Field	Type	Description
`quality`	`"low"` / `"balanced"` / `"high"`	Shifts the complexity tier up or down. `"high"` bumps cheap tasks to mid-tier models and mid tasks to premium. `"low"` does the reverse. Default: `"balanced"` (no shift).
`prefer`	`string`	Soft preference for a provider name (e.g. `"anthropic"`). Doubles that provider's capacity weight during selection. Not a hard lock — use `model` for that.
`maxCost`	`number`	Experimental. Max cost per 1K tokens in USD. Filters out providers above this rate.
`maxLatency`	`number`	Experimental. Max average latency in ms (5-minute window). Filters out providers above this threshold.
`excludeProviders`	`string[]`	Experimental. Provider names to exclude from routing.

Experimental fields are accepted and honored. The response includes an X-Pura-Experimental header listing which experimental fields were used.

GET /v1/models

Returns gateway health and available providers.

json

{
  "status": "ok",
  "service": "pura-gateway",
  "version": "0.1.0",
  "chain": "base-sepolia",
  "timestamp": "2026-07-01T00:00:00.000Z"
}

Response headers

Every response includes routing metadata:

Header	Description
`X-Pura-Provider`	Which provider handled the request (e.g. `openai`, `anthropic`)
`X-Pura-Request-Id`	Unique request identifier for on-chain receipt lookup
`X-Pura-Tier`	Complexity tier used for routing (`cheap`, `mid`, `premium`)
`X-Pura-Cost`	Estimated request cost in USD
`X-Pura-Budget-Remaining`	Daily budget remaining in USD
`X-Pura-Quality`	Quality bias applied, if any (`low`, `balanced`, `high`)
`X-Pura-Explored`	`true` when the router explored a non-preferred provider
`X-Pura-Experimental`	Comma-separated list of experimental routing fields used
`X-RateLimit-Remaining`	Requests remaining in the current rate limit window

On rate limit (429), the response includes a Retry-After header with seconds until the window resets.

Rate limits

30 requests per minute per API key. Sliding window.

Routing

The gateway scores each request for complexity (cheap/mid/premium) and reads capacity weights from the on-chain CapacityRegistry. Provider selection combines three signals:

Complexity tier — maps to a preferred provider order (e.g. premium prefers Anthropic, cheap prefers Groq).
On-chain capacity — providers with more spare capacity (GDA pool units) rank higher within a tier.
Quality score — recent success rate and latency from the 1-hour metrics window multiply each provider's capacity weight.
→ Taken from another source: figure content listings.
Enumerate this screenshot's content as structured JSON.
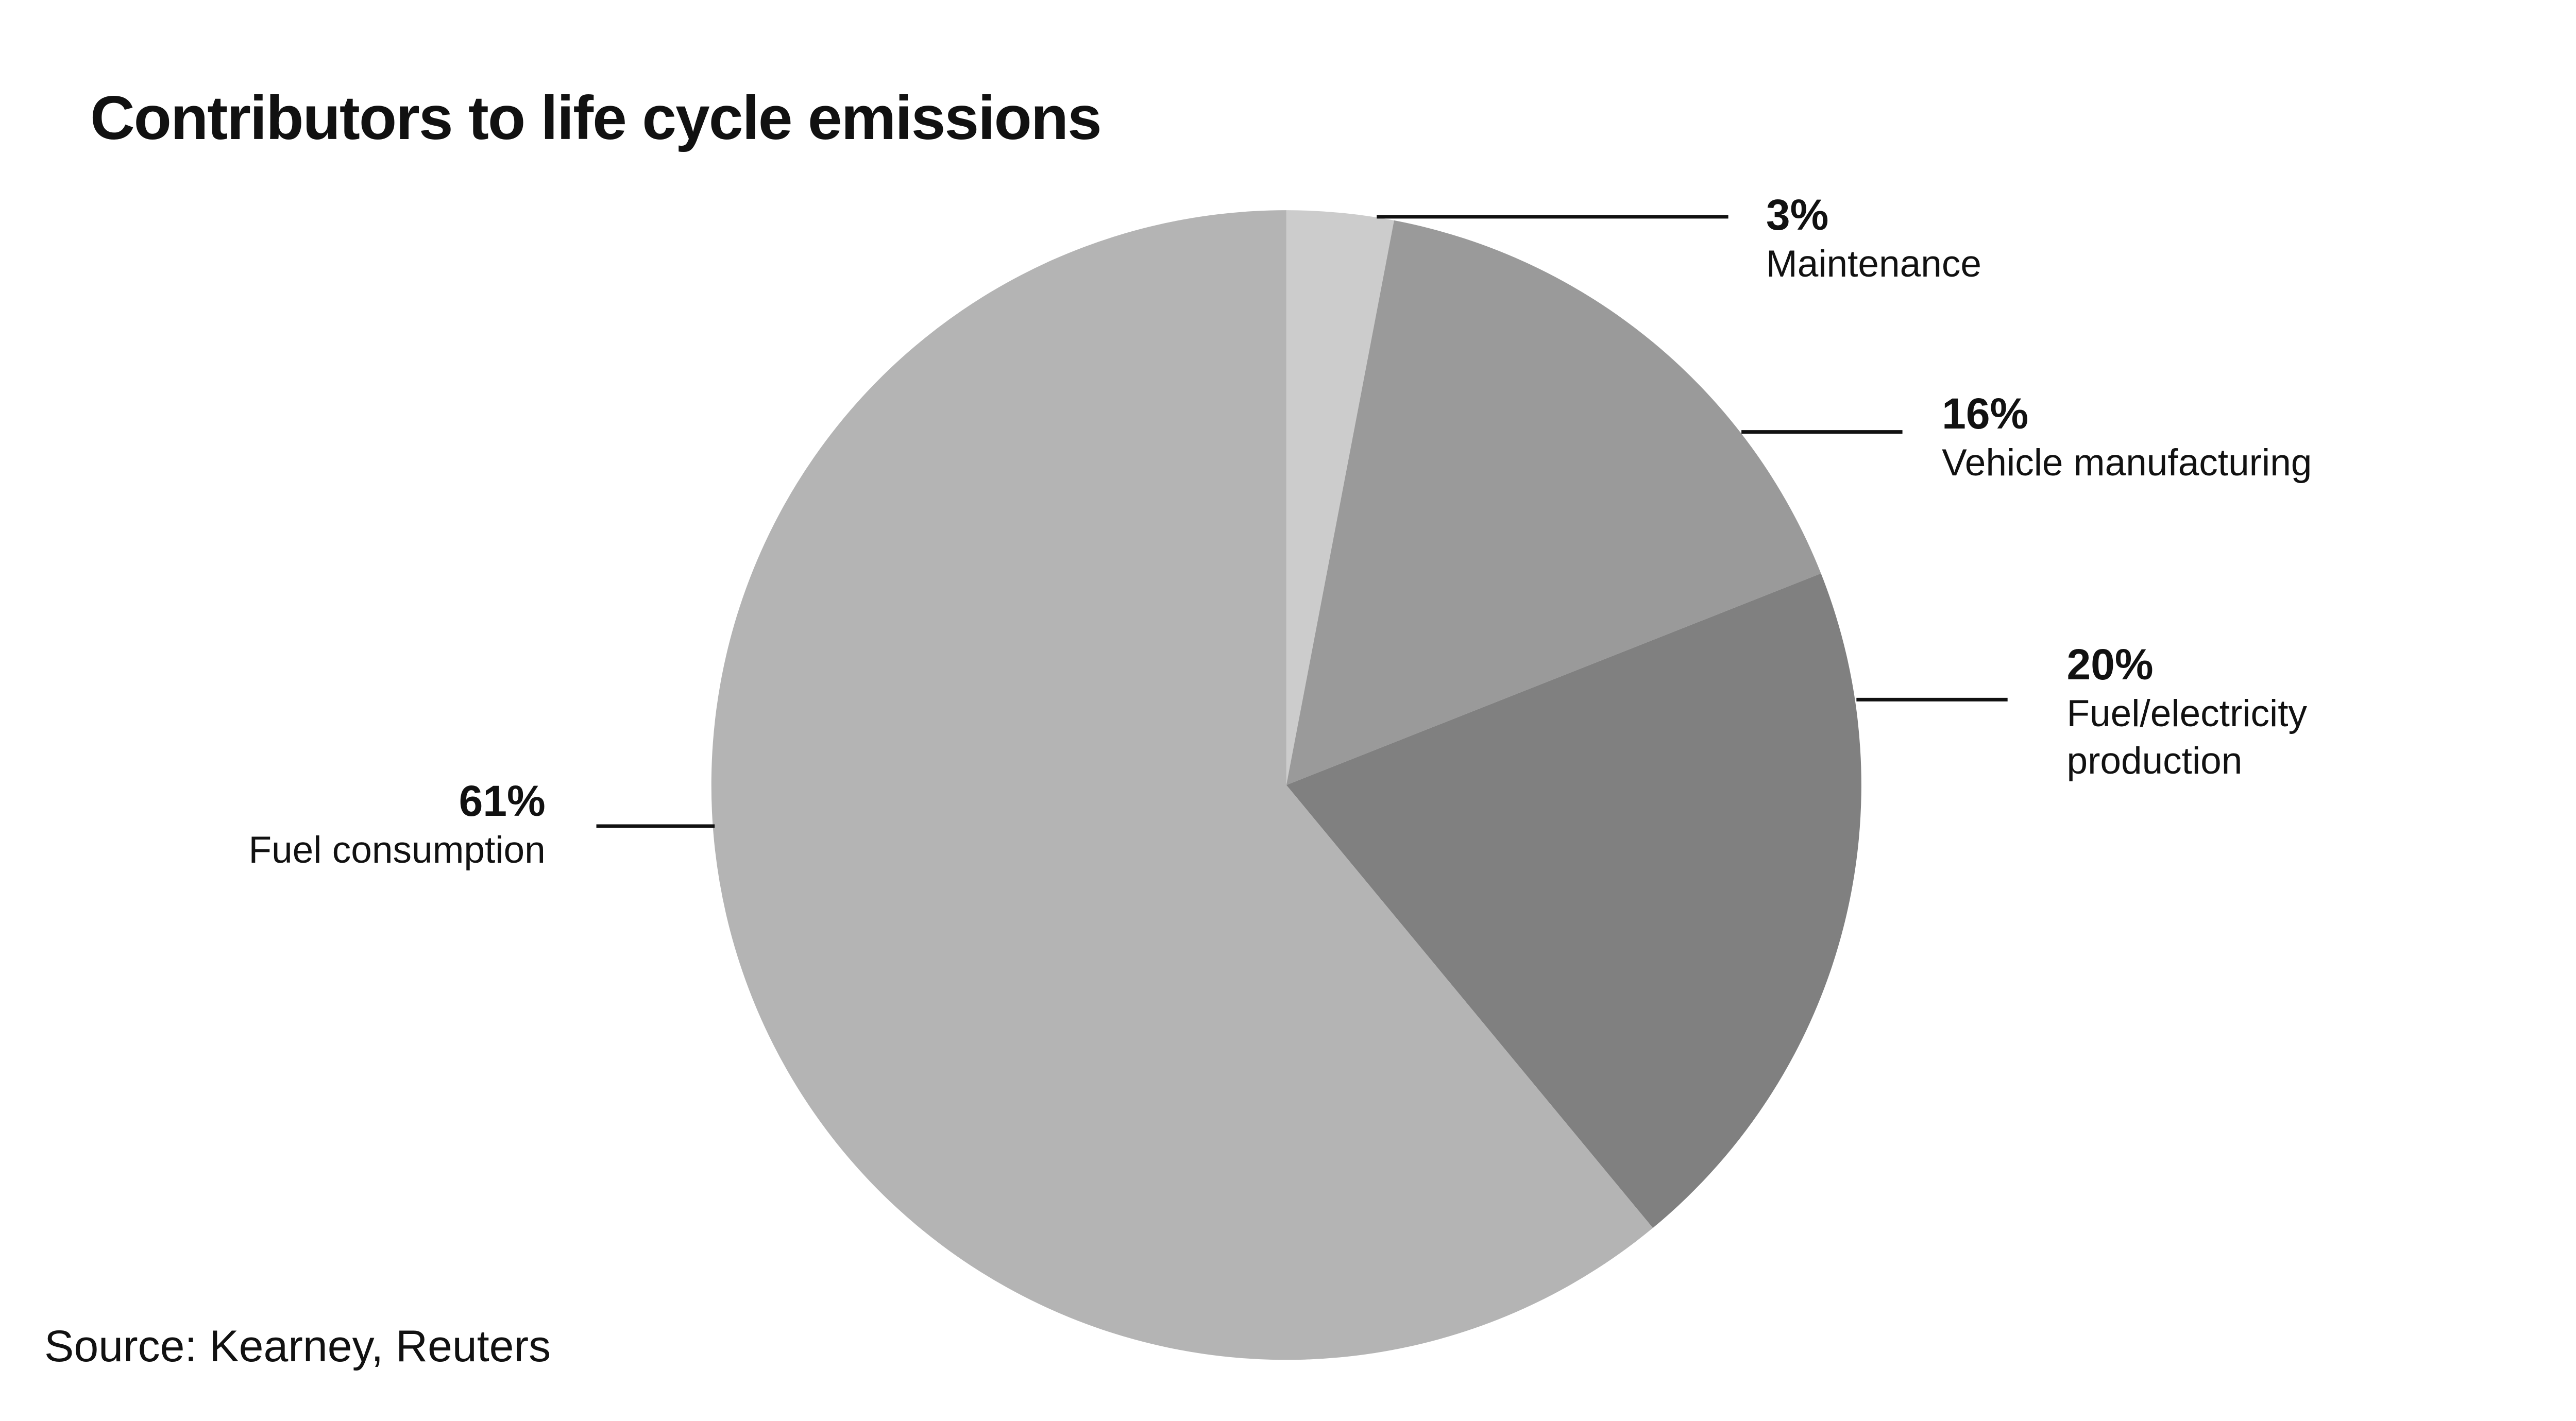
{
  "chart_data": {
    "type": "pie",
    "title": "Contributors to life cycle emissions",
    "categories": [
      "Maintenance",
      "Vehicle manufacturing",
      "Fuel/electricity production",
      "Fuel consumption"
    ],
    "values": [
      3,
      16,
      20,
      61
    ],
    "value_labels": [
      "3%",
      "16%",
      "20%",
      "61%"
    ],
    "colors": [
      "#cccccc",
      "#9a9a9a",
      "#808080",
      "#b4b4b4"
    ],
    "source": "Source: Kearney, Reuters"
  }
}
The routing.quality hint shifts the complexity tier up or down. The routing.prefer hint doubles a named provider's weight. Experimental filters (maxCost, maxLatency, excludeProviders) trim the candidate set before selection.

Adaptive exploration sends ~5% of requests to a non-preferred provider to discover performance changes. The exploration rate doubles when any provider shows degraded performance (>20% error rate or >5s latency in the 5-minute window).

If the selected provider fails, the gateway falls back to the next available provider. Each completion is recorded on-chain via the CompletionLedger.

SDK integration

typescript

import { route } from '@puraxyz/sdk'

const result = await route({
  apiKey: 'pura_your_key',
  messages: [{ role: 'user', content: 'What is BPE?' }],
})

console.log(result.content)
console.log(result.provider)     // "openai" or "anthropic"
console.log(result.requestId)    // on-chain receipt id

Or use the OpenAI SDK directly:

typescript

import OpenAI from 'openai'

const client = new OpenAI({ baseURL: 'https://api.pura.xyz/v1', apiKey: 'pura_your_key' })
const completion = await client.chat.completions.create({
  model: 'gpt-4o-mini',
  messages: [{ role: 'user', content: 'hello' }],
})

CORS

The gateway supports CORS for browser-based clients. Allowed origins, methods, and headers are configured to support standard fetch API usage.